The story of Ernest Shackleton is one of survival. The explorer of the Antarctic lead his men through savage terrain and fought to keep them alive. His ingenuity and resilience managed to save them all. The tale is extraordinary, though few have heard his name.
Benjamin Leigh Smith (1828-1913) did not show much tendency to heroism in his early life. He was quiet and restrained, perhaps because he was surrounded by outspoken people. His grandfather was a fervent opponent of slavery and promoter of education for the masses.
Smith’s mother was an activist for women’s right. Florence Nightingale was his cousin! So naturally there was a certain expectation that Benjamin would be eloquent and industrious.
Indeed, he did grow up to undertake great deeds, but he was never forthcoming about them. And that is why he is not well known. He trained as a barrister and planned to fight for his mother’s cause. But really he wanted to explore the Arctic which, in the middle of the nineteenth century, was still largely uncharted. The great Arctic explorers like Amundsen, Boyd and Henson were still to come.
His family was wealthy and so Smith was able to commission a small ship in 1871. He set out on a frigid pleasure cruise, admiring walruses and glaciers. This first expedition inspired his scientific mind and he returned four times to collect plants and animals, including two polar bear cubs that ended up in London Zoo. His expeditions greatly increased the geographic and oceanographic knowledge of the Arctic.
He sailed the Barents Sea to Svalbard in the northwest and Franz Joseph Land to the northeast. Many new islands were charted. Smith was interested in sea currents in particular. He took many temperature recordings which were greatly valued by climatologists and oceanographers.
Just like his conversation, his report logs were sparse. Only bare facts were detailed, so it is difficult to know his personal views during his voyages. He had scant training as both a sailor and scientist, but he was intelligent. The quality of his data cannot be faulted.
He lead his crew well. He had a calm, reasonable and resilient temperament. These qualities were put to the test in 1881. In that year he fitted out the Eira (Welsh and Finnish for snow, and the name of a Norse goddess) for an Arctic voyage and set out. In August it was crushed by sea ice of Cape Flora, off Northbroke Island in the Franz Joseph Archipelago.
After two hours the Eira sunk, and the crew abandoned ship with supplies, lifeboats, wood for building a shelter, and the ship’s dog, Bob. The crew made a moderately comfortable shelter on the island. They lived there for nine months, six of which were in the dark of the Arctic winter. They hunted walruses and seals for food, and played a music box for entertainment.
Consistently for Smith, he continued to keep a log but failed to record any emotional commentary. So even in this situation we do not know what kind of a leader Smith was. Nevertheless everyone survived, including Bob the dog. The crew constructed sails and attached them to their four lifeboats.
They entered the treacherous Barents Sea, desperate for rescue. After three weeks they were exhausted and almost dead from hunger. Just when all seemed lost, a search party of three ships finally found them.

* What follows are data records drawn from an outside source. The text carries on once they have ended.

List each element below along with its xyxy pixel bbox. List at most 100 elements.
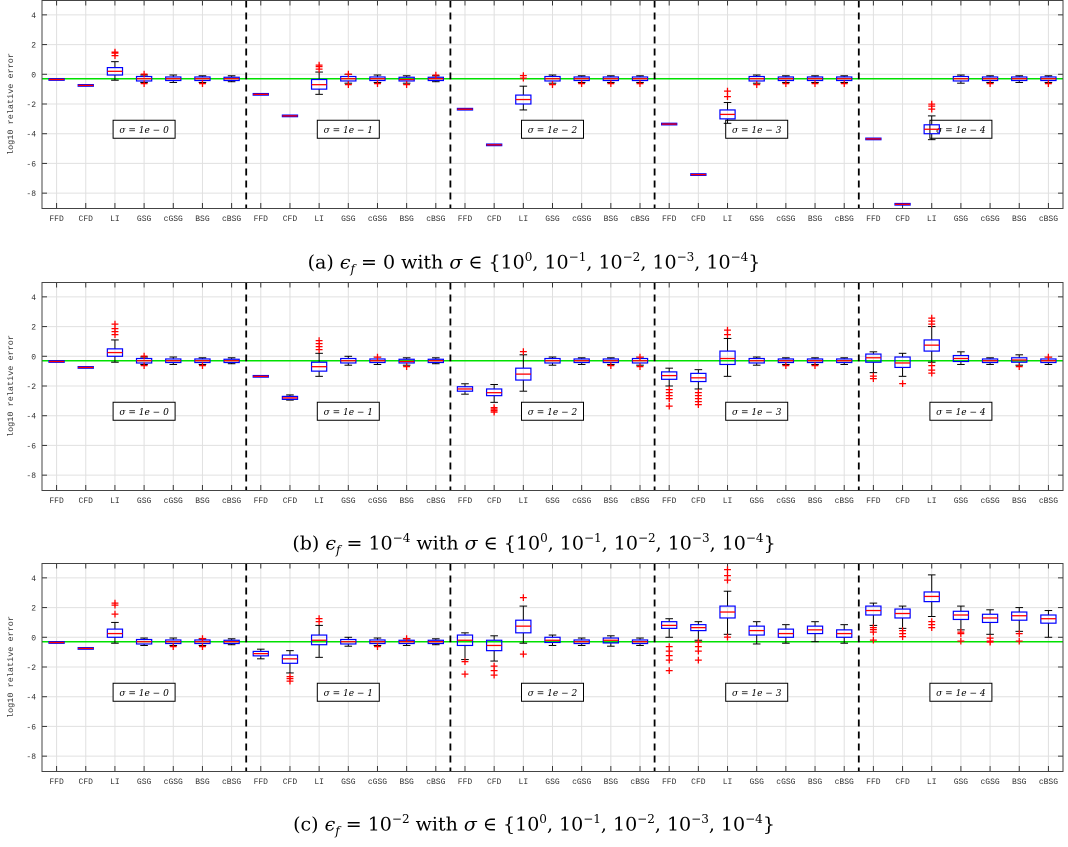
y-axis-label: log10 relative error — [6, 53, 16, 155]
box-cfd — [894, 202, 911, 206]
y-axis-label: log10 relative error — [6, 335, 16, 437]
box-cbsg — [223, 75, 240, 83]
sigma-label: σ = 1e − 4 — [936, 689, 986, 699]
outlier-marker: + — [927, 312, 936, 325]
y-tick-label: 0 — [31, 71, 36, 80]
outlier-marker: + — [519, 648, 528, 661]
outlier-marker: + — [315, 62, 324, 75]
box-li: +++ — [923, 574, 940, 634]
outlier-marker: + — [139, 359, 148, 372]
outlier-marker: + — [635, 350, 644, 363]
box-li: +++ — [106, 596, 124, 644]
box-cbsg: + — [631, 75, 649, 90]
box-cgsg — [165, 74, 182, 83]
box-ffd: ++++ — [865, 602, 882, 647]
outlier-marker: + — [869, 372, 878, 385]
outlier-marker: + — [198, 632, 207, 645]
box-cfd: +++ — [281, 650, 299, 687]
outlier-marker: + — [927, 318, 936, 331]
box-gsg: +++ — [952, 605, 970, 647]
outlier-marker: + — [694, 654, 703, 667]
x-tick-label-cgsg: cGSG — [980, 497, 999, 506]
box-ffd: +++++ — [661, 618, 678, 677]
x-tick-label-gsg: GSG — [749, 778, 764, 787]
outlier-marker: + — [927, 102, 936, 115]
outlier-marker: + — [490, 660, 499, 673]
box-bsg: + — [194, 75, 211, 90]
x-tick-label-ffd: FFD — [866, 778, 881, 787]
x-tick-label-cgsg: cGSG — [368, 778, 387, 787]
outlier-marker: + — [956, 625, 965, 638]
box-cgsg: + — [369, 74, 386, 90]
outlier-marker: + — [285, 670, 294, 683]
outlier-marker: + — [810, 359, 819, 372]
sigma-label: σ = 1e − 3 — [732, 408, 782, 418]
outlier-marker: + — [635, 77, 644, 90]
outlier-marker: + — [723, 85, 732, 98]
x-tick-label-cfd: CFD — [895, 778, 910, 787]
x-tick-label-cgsg: cGSG — [572, 215, 591, 224]
outlier-marker: + — [285, 672, 294, 685]
outlier-marker: + — [898, 377, 907, 390]
outlier-marker: + — [490, 405, 499, 418]
x-tick-label-cfd: CFD — [283, 215, 298, 224]
outlier-marker: + — [490, 668, 499, 681]
outlier-marker: + — [285, 674, 294, 687]
x-tick-label-bsg: BSG — [808, 778, 823, 787]
outlier-marker: + — [723, 328, 732, 341]
y-tick-label: 2 — [31, 605, 36, 614]
outlier-marker: + — [927, 621, 936, 634]
outlier-marker: + — [490, 402, 499, 415]
outlier-marker: + — [315, 612, 324, 625]
outlier-marker: + — [1044, 77, 1053, 90]
x-tick-label-cgsg: cGSG — [776, 215, 795, 224]
outlier-marker: + — [344, 68, 353, 81]
box-cgsg: + — [573, 75, 590, 90]
panel-a: -8 -6 -4 -2 0 2 4 FFD CFD LI GSG cGSG BSG cBSG FFD CFD L… — [6, 0, 1064, 224]
sigma-label-box — [316, 119, 380, 139]
box-gsg — [952, 74, 970, 84]
box-bsg: + — [398, 75, 415, 91]
box-cbsg — [427, 638, 444, 646]
x-tick-label-ffd: FFD — [49, 215, 64, 224]
sigma-label-box — [112, 401, 176, 421]
outlier-marker: + — [139, 77, 148, 90]
box-cgsg: +++ — [981, 609, 999, 649]
box-bsg: ++ — [194, 632, 211, 653]
outlier-marker: + — [169, 640, 178, 653]
outlier-marker: + — [985, 631, 994, 644]
box-ffd — [48, 641, 65, 644]
x-tick-label-cbsg: cBSG — [426, 215, 445, 224]
box-ffd: ++ — [865, 351, 882, 385]
outlier-marker: + — [840, 77, 849, 90]
sigma-label: σ = 1e − 2 — [528, 126, 578, 136]
outlier-marker: + — [402, 632, 411, 645]
outlier-marker: + — [810, 77, 819, 90]
x-tick-label-bsg: BSG — [399, 497, 414, 506]
outlier-marker: + — [869, 634, 878, 647]
box-li: ++ — [310, 612, 328, 658]
x-tick-label-li: LI — [927, 497, 937, 506]
x-tick-label-bsg: BSG — [195, 497, 210, 506]
outlier-marker: + — [898, 624, 907, 637]
x-tick-label-bsg: BSG — [604, 778, 619, 787]
x-tick-label-cgsg: cGSG — [980, 778, 999, 787]
outlier-marker: + — [985, 636, 994, 649]
box-li: ++++ — [310, 334, 328, 377]
x-tick-label-gsg: GSG — [341, 497, 356, 506]
outlier-marker: + — [927, 99, 936, 112]
x-tick-label-gsg: GSG — [545, 215, 560, 224]
outlier-marker: + — [665, 389, 674, 402]
y-tick-label: -2 — [26, 664, 36, 673]
x-tick-label-li: LI — [927, 778, 937, 787]
outlier-marker: + — [927, 364, 936, 377]
outlier-marker: + — [490, 404, 499, 417]
box-li: ++ — [719, 85, 736, 124]
x-tick-label-cfd: CFD — [79, 215, 94, 224]
sigma-label-box — [521, 401, 584, 421]
box-cbsg: ++ — [631, 350, 649, 373]
box-cbsg — [631, 637, 649, 646]
outlier-marker: + — [577, 77, 586, 90]
box-cfd: ++++ — [485, 384, 503, 418]
outlier-marker: + — [665, 383, 674, 396]
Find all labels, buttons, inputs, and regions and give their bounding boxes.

When they returned to England Smith remained silent. Queen Victoria summoned him to relate his adventures, but he sent a proxy instead. He continued his secluded life right until his death.
Was Ernest Shackleton acquainted with the Smith story? Was he inspired to perform feats of exploration himself, in the Antarctic, thirty-four years later? He would have been eight years old when the Eira was lost. But then again, given Smith’s reluctance for elaboration, perhaps not.